Alzo heeft de HEERE tot mij gezegd: Ga henen, en koop u een linnen gordel, en doe dien aan uw lenden, maar breng hem niet in het water.
2 E comprei o cinto, conforme a palavra do Senhor, e o pus sobre os meus lombos.
En ik kocht een gordel naar het woord des HEEREN, en ik deed dien aan mijn lenden.
3 Então veio a palavra do Senhor a mim segunda vez, dizendo:
Toen geschiedde des HEEREN woord ten tweeden male tot mij, zeggende:
4 Toma o cinto que compraste, e trazes sobre os teus lombos, e levanta-te; vai ao Euphrates, e esconde-o ali na fenda de uma rocha.

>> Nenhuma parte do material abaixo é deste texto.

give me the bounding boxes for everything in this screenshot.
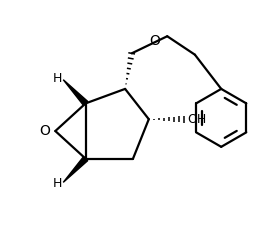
Text: OH: OH <box>188 113 207 126</box>
Text: O: O <box>39 124 50 138</box>
Polygon shape <box>63 80 88 105</box>
Polygon shape <box>63 157 88 182</box>
Text: H: H <box>53 72 62 85</box>
Text: O: O <box>149 34 160 48</box>
Text: H: H <box>53 177 62 190</box>
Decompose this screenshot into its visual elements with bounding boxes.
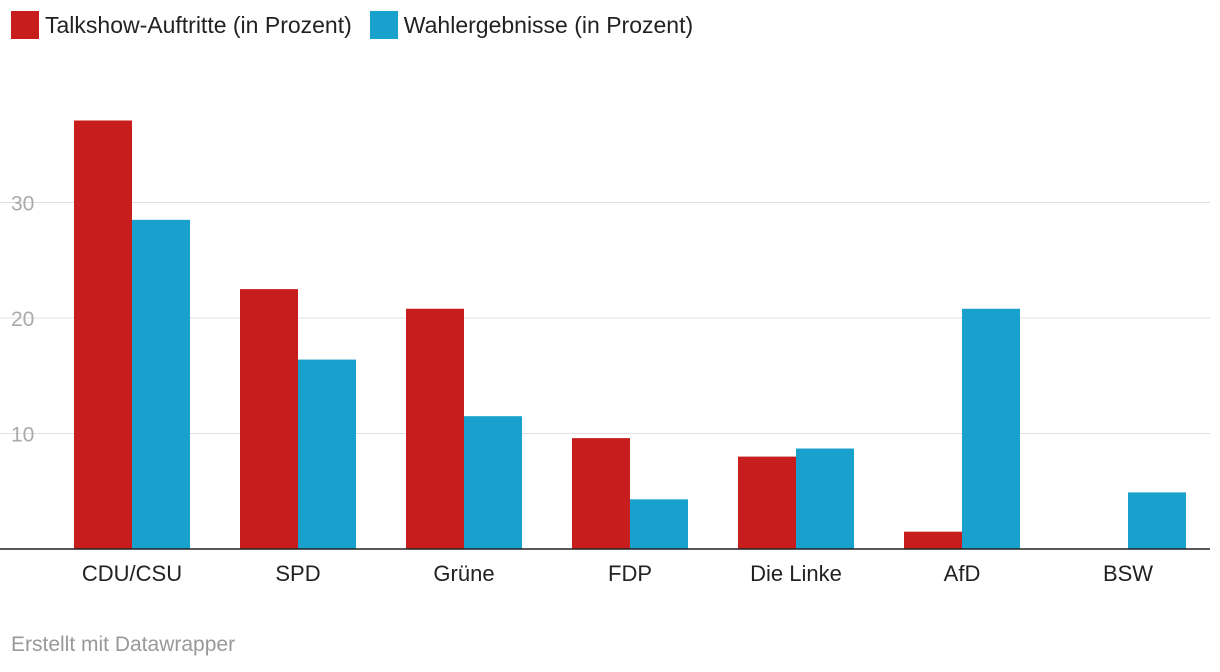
- x-tick-label-5: AfD: [944, 561, 981, 586]
- x-tick-label-4: Die Linke: [750, 561, 842, 586]
- legend-label-talkshow: Talkshow-Auftritte (in Prozent): [45, 11, 352, 38]
- y-tick-label-20: 20: [11, 308, 34, 331]
- bar-wahl-3: [630, 499, 688, 549]
- legend-label-wahl: Wahlergebnisse (in Prozent): [403, 11, 694, 38]
- legend-item-talkshow: Talkshow-Auftritte (in Prozent): [11, 11, 352, 39]
- x-tick-label-1: SPD: [275, 561, 320, 586]
- bar-wahl-5: [962, 308, 1020, 549]
- x-tick-label-0: CDU/CSU: [82, 561, 182, 586]
- bar-talkshow-0: [74, 120, 132, 550]
- footer-credit: Erstellt mit Datawrapper: [11, 633, 236, 656]
- bar-wahl-6: [1128, 492, 1186, 549]
- bar-wahl-4: [796, 448, 854, 549]
- x-tick-label-2: Grüne: [433, 561, 494, 586]
- bar-talkshow-5: [904, 531, 962, 549]
- legend-swatch-talkshow: [11, 11, 39, 39]
- chart-legend: Talkshow-Auftritte (in Prozent) Wahlerge…: [11, 11, 693, 39]
- y-tick-label-30: 30: [11, 193, 34, 216]
- x-tick-label-6: BSW: [1103, 561, 1153, 586]
- legend-swatch-wahl: [369, 11, 398, 39]
- x-tick-label-3: FDP: [608, 561, 652, 586]
- bar-wahl-2: [464, 416, 522, 549]
- bar-talkshow-2: [406, 308, 464, 549]
- bar-wahl-1: [298, 359, 356, 549]
- y-tick-label-10: 10: [11, 424, 34, 447]
- bar-talkshow-3: [572, 438, 630, 549]
- bar-talkshow-1: [240, 289, 298, 549]
- legend-item-wahl: Wahlergebnisse (in Prozent): [369, 11, 694, 39]
- bar-talkshow-4: [738, 456, 796, 549]
- bar-wahl-0: [132, 219, 190, 549]
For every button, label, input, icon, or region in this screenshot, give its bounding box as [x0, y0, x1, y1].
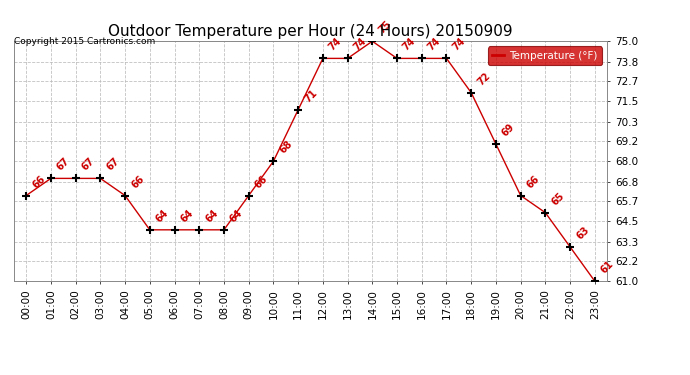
Text: 68: 68 [277, 139, 294, 156]
Text: 74: 74 [401, 36, 418, 53]
Text: 65: 65 [549, 190, 566, 207]
Text: 72: 72 [475, 70, 492, 87]
Text: 64: 64 [179, 208, 195, 224]
Text: 64: 64 [228, 208, 245, 224]
Text: Copyright 2015 Cartronics.com: Copyright 2015 Cartronics.com [14, 38, 155, 46]
Text: 71: 71 [302, 88, 319, 104]
Text: 61: 61 [599, 259, 615, 276]
Text: 74: 74 [352, 36, 368, 53]
Text: 74: 74 [327, 36, 344, 53]
Text: 63: 63 [574, 225, 591, 242]
Text: 67: 67 [104, 156, 121, 173]
Text: 64: 64 [154, 208, 170, 224]
Text: 74: 74 [451, 36, 467, 53]
Text: 67: 67 [80, 156, 97, 173]
Text: 67: 67 [55, 156, 72, 173]
Title: Outdoor Temperature per Hour (24 Hours) 20150909: Outdoor Temperature per Hour (24 Hours) … [108, 24, 513, 39]
Text: 69: 69 [500, 122, 517, 138]
Legend: Temperature (°F): Temperature (°F) [488, 46, 602, 65]
Text: 64: 64 [204, 208, 220, 224]
Text: 66: 66 [253, 173, 270, 190]
Text: 74: 74 [426, 36, 442, 53]
Text: 66: 66 [129, 173, 146, 190]
Text: 66: 66 [525, 173, 542, 190]
Text: 66: 66 [30, 173, 47, 190]
Text: 75: 75 [377, 19, 393, 36]
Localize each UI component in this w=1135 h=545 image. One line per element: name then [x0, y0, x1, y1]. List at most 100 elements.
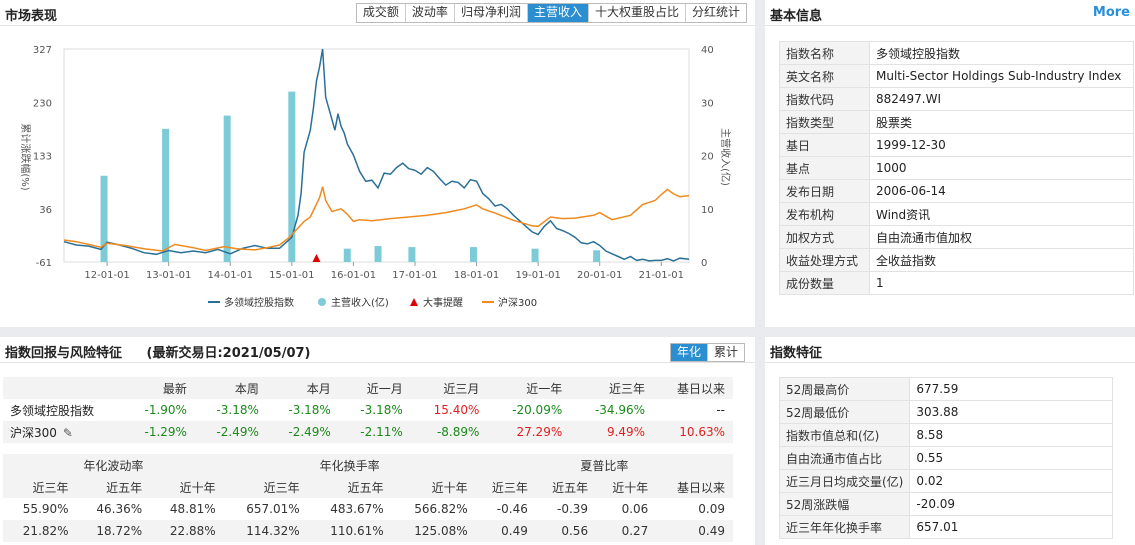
returns-value: -2.49% — [288, 425, 331, 439]
basic-info-key: 基点 — [779, 156, 870, 180]
tab-market-2[interactable]: 归母净利润 — [453, 4, 527, 22]
annualized-button[interactable]: 年化 — [670, 344, 707, 361]
legend-revenue-label[interactable]: 主营收入(亿) — [331, 296, 389, 309]
tab-market-3[interactable]: 主营收入 — [526, 4, 588, 22]
basic-info-key: 收益处理方式 — [779, 248, 870, 272]
basic-info-header: 基本信息 More — [765, 0, 1135, 26]
returns-value: -- — [716, 403, 725, 417]
stats-col-header: 近十年 — [596, 476, 657, 498]
basic-info-key: 指数代码 — [779, 87, 870, 111]
market-chart: 327 230 133 36 -61 40 30 20 10 0 12-01-01 13-01-01 1… — [19, 45, 732, 309]
basic-info-row: 指数代码 882497.WI — [779, 87, 1134, 111]
stats-value: 0.06 — [621, 502, 649, 516]
returns-value: -2.11% — [360, 425, 403, 439]
stats-value: 566.82% — [414, 502, 468, 516]
x-tick-label: 12-01-01 — [84, 270, 129, 281]
market-tabs: 成交额 波动率 归母净利润 主营收入 十大权重股占比 分红统计 — [355, 3, 747, 23]
basic-info-panel: 基本信息 More 指数名称 多领域控股指数 英文名称 Multi-Sector Ho… — [765, 0, 1135, 327]
cumulative-button[interactable]: 累计 — [706, 344, 744, 361]
stats-value: 657.01% — [246, 502, 300, 516]
returns-col-header: 近一年 — [526, 381, 563, 396]
basic-info-row: 发布日期 2006-06-14 — [779, 179, 1134, 203]
more-link[interactable]: More — [1092, 5, 1130, 20]
x-tick-label: 16-01-01 — [331, 270, 376, 281]
basic-info-key: 发布机构 — [779, 202, 870, 226]
tab-market-4[interactable]: 十大权重股占比 — [587, 4, 685, 22]
returns-col-header: 近三年 — [609, 381, 646, 396]
stats-value: 0.27 — [596, 520, 657, 542]
returns-title: 指数回报与风险特征 (最新交易日:2021/05/07) — [5, 342, 311, 361]
basic-info-key: 英文名称 — [779, 64, 870, 88]
stats-row: 55.90% 46.36% 48.81% 657.01% 483.67% 566.82% -… — [3, 498, 733, 520]
index-name: 多领域控股指数 — [10, 403, 95, 418]
stats-value: 55.90% — [22, 502, 69, 516]
feature-row: 52周最低价 303.88 — [778, 400, 1113, 424]
returns-row-name: 多领域控股指数 — [3, 399, 123, 421]
right-tick-label: 20 — [701, 152, 714, 163]
x-tick-label: 14-01-01 — [208, 270, 253, 281]
x-tick-label: 18-01-01 — [454, 270, 499, 281]
returns-col-header: 近一月 — [366, 381, 403, 396]
basic-info-value: 自由流通市值加权 — [869, 225, 1134, 249]
hs300-line — [63, 186, 690, 252]
index-line — [63, 48, 690, 262]
features-table: 52周最高价 677.59 52周最低价 303.88 指数市值总和(亿) 8.58 自由流… — [778, 377, 1113, 539]
stats-value: 18.72% — [76, 520, 151, 542]
basic-info-title: 基本信息 — [770, 9, 823, 24]
stats-group-header: 夏普比率 — [475, 454, 733, 476]
feature-row: 指数市值总和(亿) 8.58 — [778, 423, 1113, 447]
legend-index-label[interactable]: 多领域控股指数 — [224, 296, 294, 309]
tab-market-1[interactable]: 波动率 — [404, 4, 454, 22]
x-tick-label: 19-01-01 — [515, 270, 560, 281]
feature-row: 近三月日均成交量(亿) 0.02 — [778, 469, 1113, 493]
revenue-bar — [374, 246, 382, 262]
features-header: 指数特征 — [765, 337, 1135, 363]
stats-col-header: 基日以来 — [656, 476, 733, 498]
returns-col-header: 最新 — [162, 381, 187, 396]
returns-value: 27.29% — [516, 425, 563, 439]
returns-value: -3.18% — [288, 403, 331, 417]
market-panel: 市场表现 成交额 波动率 归母净利润 主营收入 十大权重股占比 分红统计 327 230 13… — [0, 0, 755, 327]
market-title: 市场表现 — [5, 9, 58, 24]
returns-row: 多领域控股指数 -1.90% -3.18% -3.18% -3.18% 15.40% -20… — [3, 399, 733, 421]
feature-value: 0.02 — [909, 469, 1113, 493]
stats-col-header: 近三年 — [475, 476, 536, 498]
basic-info-value: 2006-06-14 — [869, 179, 1134, 203]
basic-info-value: 1000 — [869, 156, 1134, 180]
returns-value: -3.18% — [360, 403, 403, 417]
returns-panel: 指数回报与风险特征 (最新交易日:2021/05/07) 年化 累计 最新 本周 本月… — [0, 337, 755, 545]
returns-value: -3.18% — [216, 403, 259, 417]
stats-value: 114.32% — [223, 520, 308, 542]
feature-value: 677.59 — [909, 377, 1113, 401]
edit-pencil-icon[interactable]: ✎ — [62, 425, 73, 440]
left-tick-label: 230 — [33, 98, 52, 109]
tab-market-5[interactable]: 分红统计 — [684, 4, 746, 22]
x-tick-label: 21-01-01 — [639, 270, 684, 281]
returns-value: -1.90% — [144, 403, 187, 417]
basic-info-key: 加权方式 — [779, 225, 870, 249]
revenue-bar — [408, 247, 416, 262]
basic-info-row: 基点 1000 — [779, 156, 1134, 180]
annualized-toggle: 年化 累计 — [669, 343, 745, 362]
stats-col-header: 近五年 — [535, 476, 597, 498]
right-tick-label: 10 — [701, 205, 714, 216]
event-marker[interactable] — [312, 254, 321, 262]
returns-value: -8.89% — [436, 425, 480, 439]
stats-col-header: 近五年 — [76, 476, 151, 498]
x-tick-label: 15-01-01 — [269, 270, 314, 281]
stats-col-header: 近十年 — [391, 476, 476, 498]
basic-info-value: Wind资讯 — [869, 202, 1134, 226]
feature-value: 0.55 — [909, 446, 1113, 470]
legend-events-label[interactable]: 大事提醒 — [423, 296, 463, 309]
revenue-bar — [100, 175, 108, 262]
tab-market-0[interactable]: 成交额 — [356, 4, 405, 22]
legend-hs300-label[interactable]: 沪深300 — [498, 296, 537, 309]
feature-row: 52周最高价 677.59 — [778, 377, 1113, 401]
stats-value: 22.88% — [150, 520, 224, 542]
left-axis-label: 累计涨跌幅(%) — [19, 123, 32, 190]
basic-info-row: 指数类型 股票类 — [779, 110, 1134, 134]
feature-key: 近三月日均成交量(亿) — [778, 469, 911, 493]
basic-info-value: 多领域控股指数 — [869, 41, 1134, 65]
stats-group-row: 年化波动率 年化换手率 夏普比率 — [3, 454, 733, 476]
stats-group-header: 年化波动率 — [3, 454, 224, 476]
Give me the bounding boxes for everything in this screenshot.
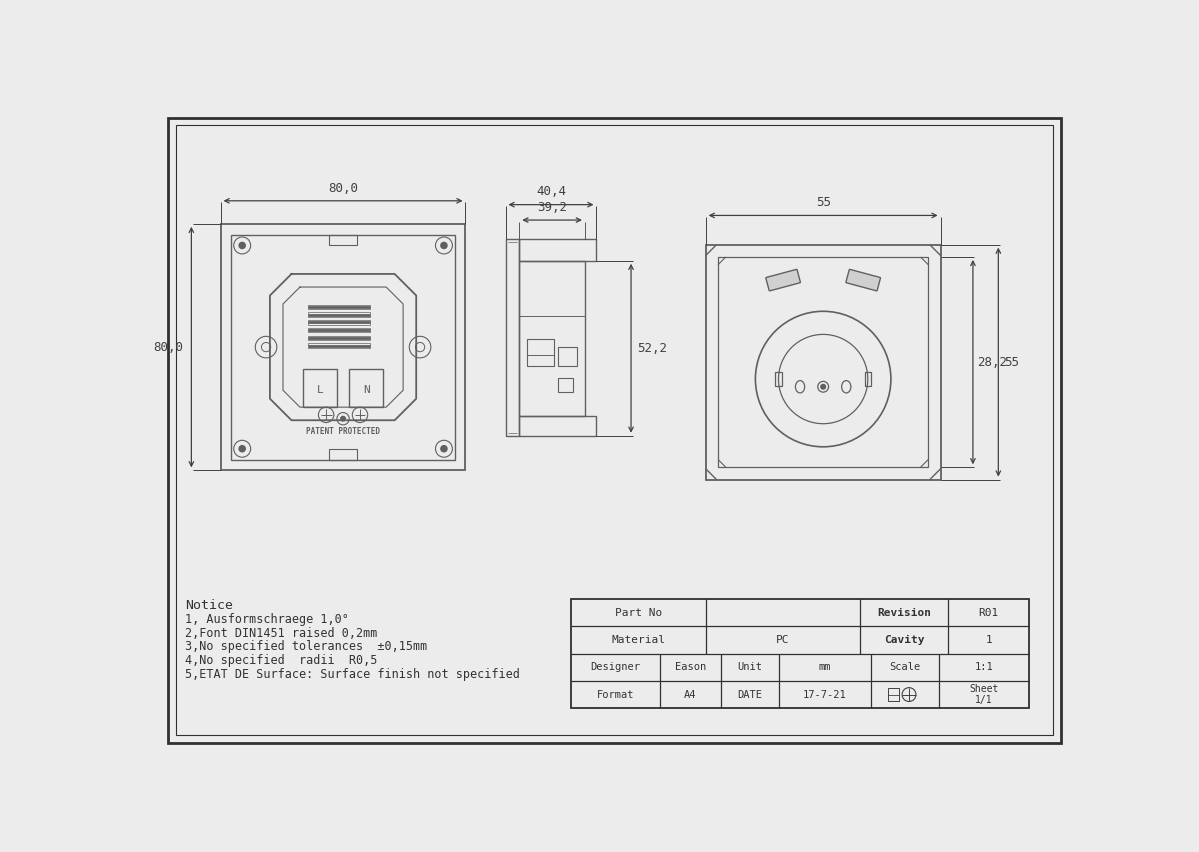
Text: Eason: Eason (675, 662, 706, 672)
Text: 55: 55 (1005, 355, 1019, 369)
Bar (519, 261, 585, 417)
Text: 2,Font DIN1451 raised 0,2mm: 2,Font DIN1451 raised 0,2mm (185, 626, 378, 640)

Neem den gordel, dien gij gekocht hebt, die aan uw lenden is, en maak u op, en ga henen naar den Frath, en versteek dien aldaar in de klove ener steenrots.
5 E fui, e escondi-o junto ao Euphrates, como o Senhor mo havia ordenado.
Zo ging ik henen, en verstak dien bij den Frath, gelijk als de HEERE mij geboden had.
6 Sucedeu pois, ao cabo de muitos dias, que me disse o Senhor: Levanta-te, vai ao Euphrates, e toma dali o cinto que te ordenei que o escondesses ali.
Het geschiedde nu ten einde van vele dagen, dat de HEERE tot mij zeide: Maak u op, ga henen naar den Frath, en neem den gordel van daar, dien Ik u geboden heb aldaar te versteken.
7 E fui ao Euphrates, e cavei, e tomei o cinto do lugar onde o havia escondido: e eis que o cinto tinha apodrecido, e para nada prestava.
Zo ging ik naar den Frath, en groef, en nam den gordel van de plaats, alwaar ik dien verstoken had; en ziet, de gordel was verdorven en deugde nergens toe.
8 Então veio a mim a palavra do Senhor, dizendo:
Toen geschiedde des HEEREN woord tot mij, zeggende:
9 Assim diz o Senhor: Assim farei apodrecer a soberba de Judá, como também a muita soberba de Jerusalém.
Zo zegt de HEERE: Alzo zal Ik verderven de hovaardij van Juda, en die grote hovaardij van Jeruzalem.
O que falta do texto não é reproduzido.